От автора: В «Аллегро» все музыкальные темы, даты, персонажи и события (с небольшими исключениями) соответствуют действительности. Их существование можно подтвердить по историческим документам. Все остальное в данном дивертисменте – это вымысел, двух-, трех- и четырехчастный вымысел с вмешательством множества голосов.
ARIEL DORFMAN
ALLEGRO
Перевод с английского Татьяны Черезовой
© Ariel Dorfman
© Черезова Т. Л., перевод на русский язык, 2025
© Издание на русском языке, оформление. ООО «Издательство АЗБУКА», 2025 КоЛибри>®
Прелюдия
Лейпциг, 22 апреля 1789 года
Увертюра
Я приехал в Лейпциг в поисках знамения.
Что я надеялся найти? Какие-то указания от мертвого композитора? Послание, оставленное у живых? Для меня, еще не родившегося в момент его кончины, которая случилась недалеко от того места, где я сейчас стою в этом самом городе?
Столь абсурдную и безнадежную цель нельзя было поведать никому, и уж тем более Констанции, которая увидела бы в этом очередное доказательство, что я сумасброден, измучен долгами и скатываюсь в меланхолию.
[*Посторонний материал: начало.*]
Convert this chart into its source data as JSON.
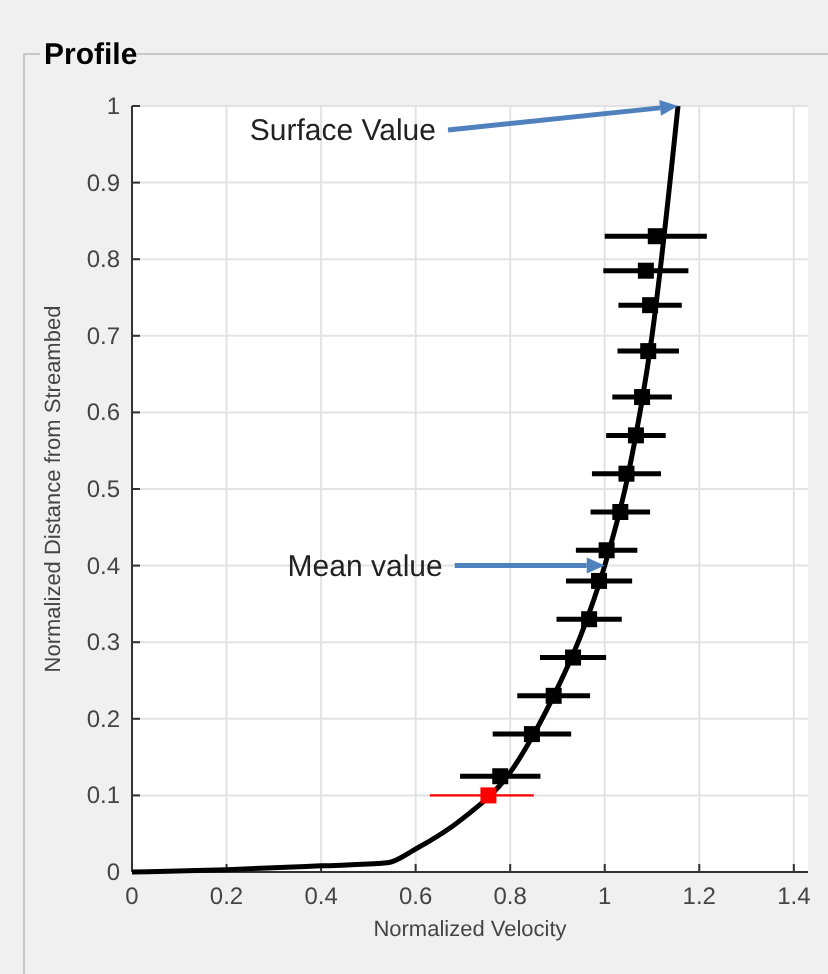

Король Фредерик вызывает меня в Потсдам, сказал я, он даст мне место, и это решит все наши проблемы.
Хотя все было совсем не так. Поскольку Лейпциг находится на пути в Потсдам, она не будет особенно удивляться, если я остановлюсь там, предложу дать концерт, немного пополню свои средства, привезу ей обратно какие-то гроши. Невозможно признаться моей любящей женушке, что я ожидаю Божьего шепота или еще какого-то явления.
Последняя попытка перед отъездом. В третий раз за три дня я снова стою перед могилой у церкви Святого Иоанна, где лежит Иоганн Себастьян Бах – в шести шагах от южного угла здания. Уже почти сорок лет прошло с тех пор, как он в последний раз видел свет, был дважды ослеплен, а потом, потом… Что было потом?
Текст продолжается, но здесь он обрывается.